If you look at a piece made in the 1950s or 1980s, you may notice several small details that show the level of craftsmanship, such as handmade buttonholes, stitching and fabrics that have withstood the test of time. When going vintage shopping, consider the following:
Vintage shopping is like treasure hunting; you do not know what you may find. One can find Oxford polos and Cashmere sweaters by Ralph Lauren from the 1980s or 1990s that probably no one else has in 2022, as well as original trench coats from Burberry, classic shirts from Brooks Brothers made in the U.S.A. during the 20 century, and signature pieces from Chanel.
Some of the fashion personalities who go treasure hunting at vintage stores include Hamish Bowles, Global Editor at Large at Vogue, and Dita Von Teese, a burlesque dancer and model.

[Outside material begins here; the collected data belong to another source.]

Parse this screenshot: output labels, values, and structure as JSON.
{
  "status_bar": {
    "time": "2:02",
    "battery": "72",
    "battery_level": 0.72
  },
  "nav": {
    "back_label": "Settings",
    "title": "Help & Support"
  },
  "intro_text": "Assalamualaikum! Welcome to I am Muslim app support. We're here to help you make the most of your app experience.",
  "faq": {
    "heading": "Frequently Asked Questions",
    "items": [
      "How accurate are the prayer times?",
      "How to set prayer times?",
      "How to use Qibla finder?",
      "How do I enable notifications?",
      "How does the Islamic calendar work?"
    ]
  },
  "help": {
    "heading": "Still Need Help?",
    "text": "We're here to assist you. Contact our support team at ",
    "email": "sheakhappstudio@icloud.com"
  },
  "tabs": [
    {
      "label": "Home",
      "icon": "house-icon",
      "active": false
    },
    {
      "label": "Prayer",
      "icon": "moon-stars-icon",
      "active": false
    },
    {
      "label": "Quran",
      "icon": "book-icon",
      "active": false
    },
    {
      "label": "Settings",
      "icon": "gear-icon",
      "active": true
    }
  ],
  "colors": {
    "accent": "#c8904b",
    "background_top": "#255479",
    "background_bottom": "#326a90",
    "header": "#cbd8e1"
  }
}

Your chance to experiment vintage
When scouting for clothes from different decades, one gets an opportunity to find inspiration, discover and put together looks to make statements. For example, take a 1970s wrap dress by Diane Von Furstenberg and style it with a 1990s Ralph Lauren sweater when it is cold and sandals by Salvatore Ferragamo when it is hot.
One can also mix vintage garments with current ones from our closets, like a Bill Blass pinstripe suit from the 1980s and Chanel blouse from the current collection, or 1940s “La Sirène” dress by Charles James with a Hermès scarf.
Vintage clothes are not flawless
We are talking about clothes that have been preloved and made in previous decades. This means pieces might come with rips, evidence of usage or stains. When looking at a piece, make sure to check the following: lapels, under arms, collars, cuffs, stitches, buttonholes, buttons, and linings.
Color and fabrics are two things that change over time, meaning they develop character as they age and share stories of their own.
As we face global warming and over-production of items, buying preloved garments and accessories creates a circular effect that expands the number of available styles, clothes last longer in circulation before disposal and reduces waste that ends in nature.
Vintage shopping can be considered shopping sustainably since it offers limitless options to discover, express and save the planet. It is an opportunity to wear something from the Hollywood golden era, Studio 54 parties or Breakfast at Tiffany’s.
It is a ritual that connects different people, from working professionals to fashion influencers, allows one to get out of one’s comfort zone and experiment with a diversity of looks. Finally, it reduces the amount of clothes that end in landfills by extending the amount of wear per garment.